Me gusta preparar la fondue de queso que la familia nos zamparemos en el intervalo del almuerzo; mientras descansamos de instalar las luces de las ventanas que adornan e iluminan la calle desde nuestro salón. De colgar guirnaldas y flores de Pascueros. De llenar la casa de villancicos. Una música que cada año se debate en una lucha feroz y sin cuartel entre Frank Sinatra y Manolo Escobar; según sea Father o Santa quien disponga el ambiente. Cris en mi bando; Cigalowsky en el bando contrario con su madre.
Este año estoy contento, y mucho. Pues hemos decidido recuperar una tradición que teníamos ciertamente abandonada desde hace ya algunos bastantes años. Montar el Belén. Con permiso, claro está, de Paco Martínez Soria.
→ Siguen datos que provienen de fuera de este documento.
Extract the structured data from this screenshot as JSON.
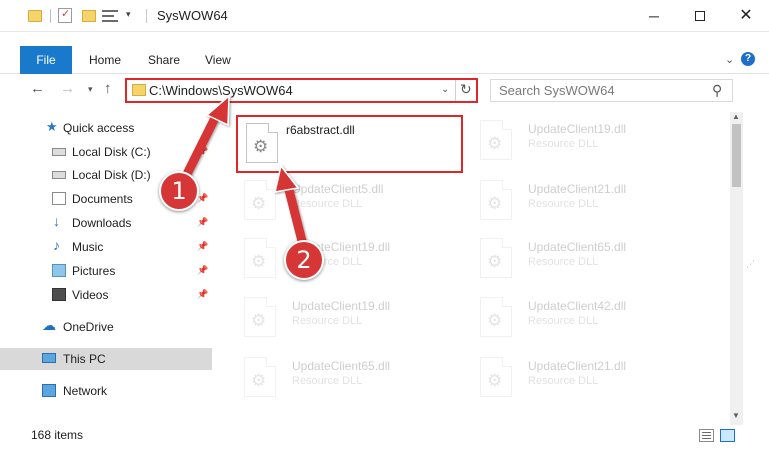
{
  "window": {
    "title": "SysWOW64"
  },
  "ribbon": {
    "tabs": [
      "File",
      "Home",
      "Share",
      "View"
    ]
  },
  "address": {
    "path": "C:\\Windows\\SysWOW64"
  },
  "search": {
    "placeholder": "Search SysWOW64"
  },
  "sidebar": {
    "items": [
      {
        "label": "Quick access",
        "icon": "star-icon"
      },
      {
        "label": "Local Disk (C:)",
        "icon": "disk-icon"
      },
      {
        "label": "Local Disk (D:)",
        "icon": "disk-icon"
      },
      {
        "label": "Documents",
        "icon": "documents-icon"
      },
      {
        "label": "Downloads",
        "icon": "download-icon"
      },
      {
        "label": "Music",
        "icon": "music-icon"
      },
      {
        "label": "Pictures",
        "icon": "pictures-icon"
      },
      {
        "label": "Videos",
        "icon": "video-icon"
      },
      {
        "label": "OneDrive",
        "icon": "cloud-icon"
      },
      {
        "label": "This PC",
        "icon": "computer-icon"
      },
      {
        "label": "Network",
        "icon": "network-icon"
      }
    ]
  },
  "files": {
    "highlighted": {
      "name": "r6abstract.dll",
      "type": ""
    },
    "left_column": [
      {
        "name": "UpdateClient5.dll",
        "type": "Resource DLL"
      },
      {
        "name": "UpdateClient19.dll",
        "type": "Resource DLL"
      },
      {
        "name": "UpdateClient19.dll",
        "type": "Resource DLL"
      },
      {
        "name": "UpdateClient65.dll",
        "type": "Resource DLL"
      }
    ],
    "right_column": [
      {
        "name": "UpdateClient19.dll",
        "type": "Resource DLL"
      },
      {
        "name": "UpdateClient21.dll",
        "type": "Resource DLL"
      },
      {
        "name": "UpdateClient65.dll",
        "type": "Resource DLL"
      },
      {
        "name": "UpdateClient42.dll",
        "type": "Resource DLL"
      },
      {
        "name": "UpdateClient21.dll",
        "type": "Resource DLL"
      }
    ]
  },
  "status": {
    "item_count": "168 items"
  },
  "annotations": {
    "step1": "1",
    "step2": "2",
    "color": "#d63636"
  }
}
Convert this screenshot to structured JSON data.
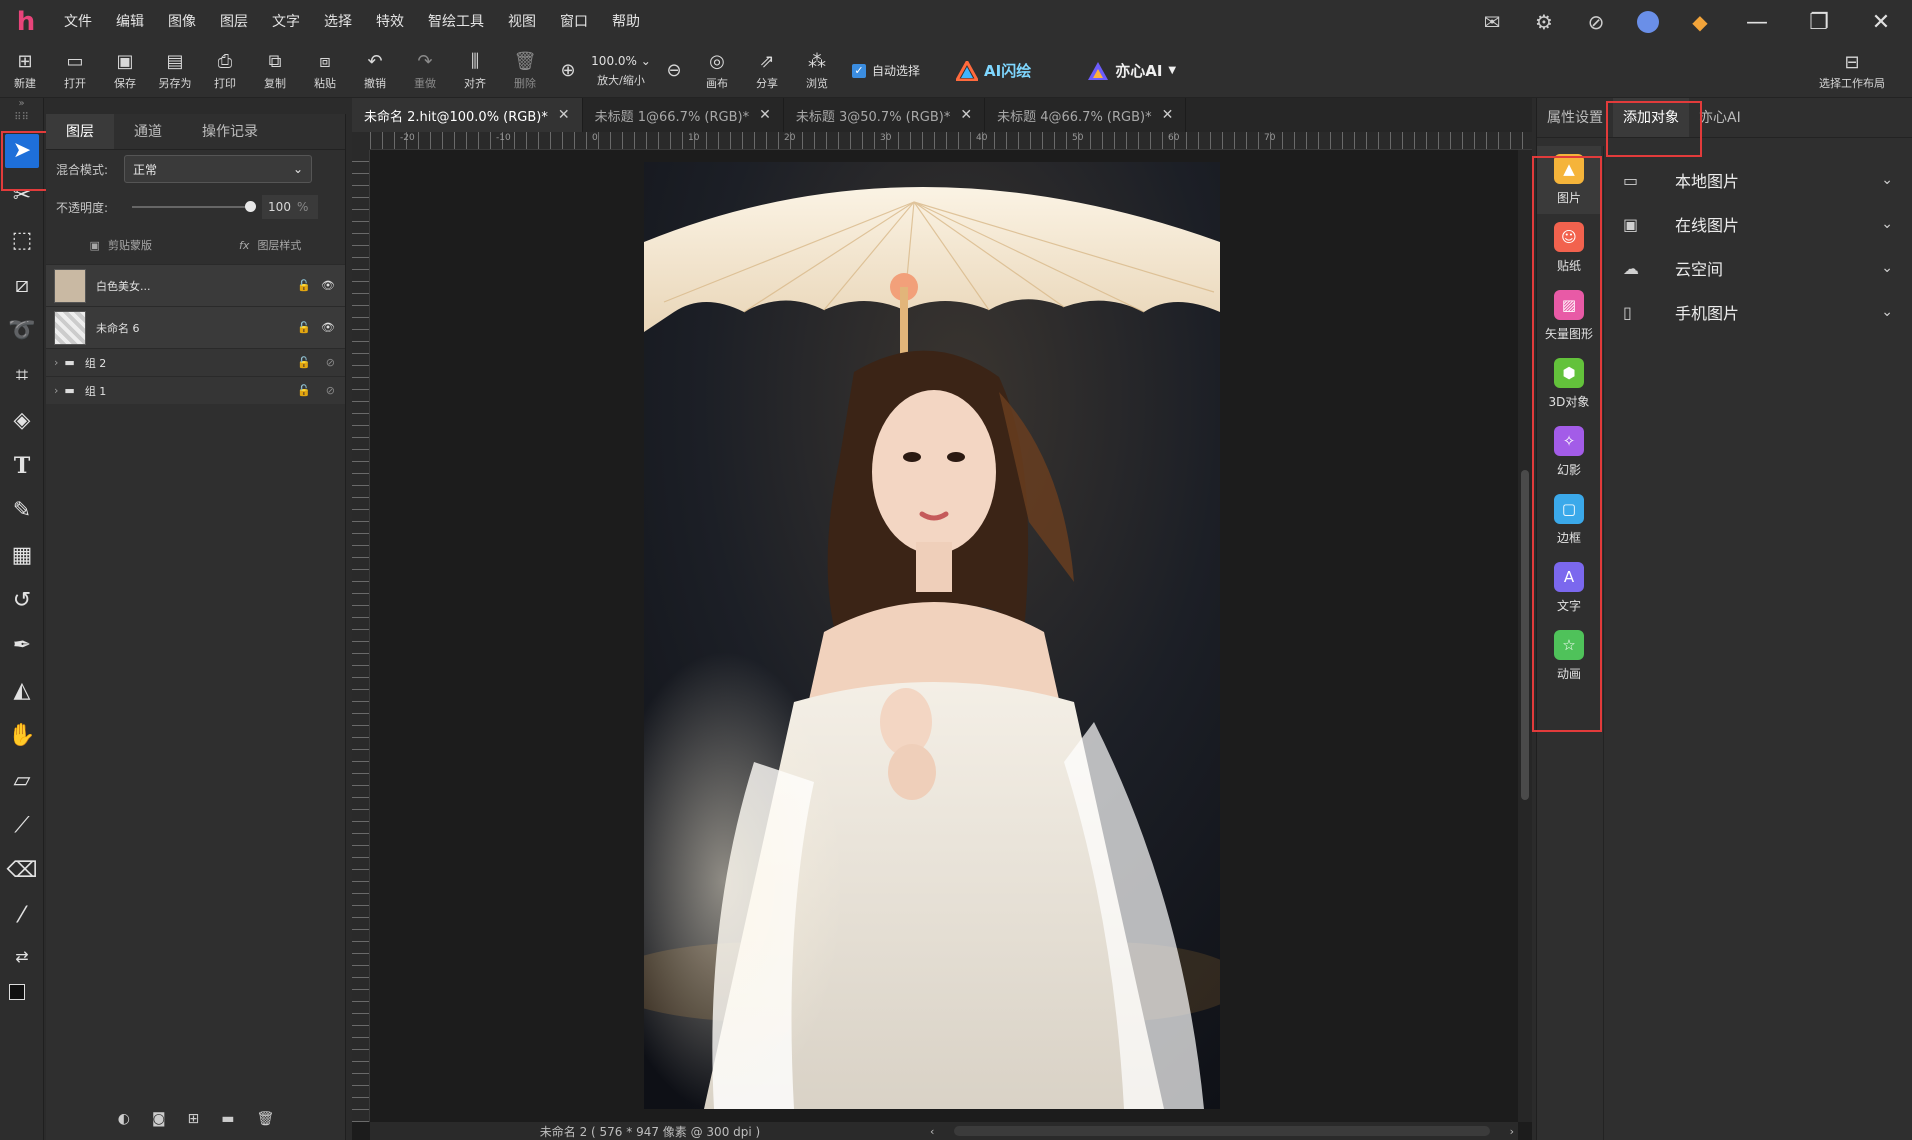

(Nótese algún intruso en el Belén; los encontráis?)
Desde que los tiernos infantes crecieron, se abandonó dicha costumbre que éste año, ya te digo, vamos a recuperar. Pero no sólo esa; sino también la de desplazarnos -tijera podadora en mano- a nuestro Monte de San Antón y traernos para casa un abundante acopio de ramas de algarrobo, de pinos y de lentiscos. Enormes manojos de tomillo y de romero; de naranjas cachorreñas y de piñas de abetos. Musgo verde y húmedo; piedras llenas de manchas blancas y amarillas de líquenes. Todo un botín botánico natural que compondrá un escenario, fresco y perfumado a campo, donde se situarán las figuras de barro que en su día el Father Gorgonzola compró – hace ya la friolera de medio siglo- en una ya irretornable Plaza de la Merced abarrotada de puestecillos de Navidad, Circa 1963. Todo un botín botánico natural, ya os digo, que coronará también los muebles que desde hace mucho más de un siglo, acompañan la vida de la familia Souvirón y que cada año, al realizar este rito, saben que han cumplido un año más de vida vivida. Yo me entiendo.
Así que este año, la Casa Gorgonzola -cómo cada mes de Diciembre- otra vez se vuelve a vestir de luz y de Navidad. Y esperará, impaciente y nerviosa, a que los regalos vayan apareciendo -de manera encubierta, pausada y misteriosa- a los pies de nuestro Árbol. Para que el día de Reyes (Santa Claus Go Home!) comiéndonos unos trozos de roscón de la Confitería La Exquisita, (todo es tradición) los abramos en un mar de ilusión, de sorpresa y fascinación. De amor. Los cuatro, los cuatro; siempre los cuatro.
Porque ya es Navidad en Casa de los Gorgonzola. Ya es Navidad!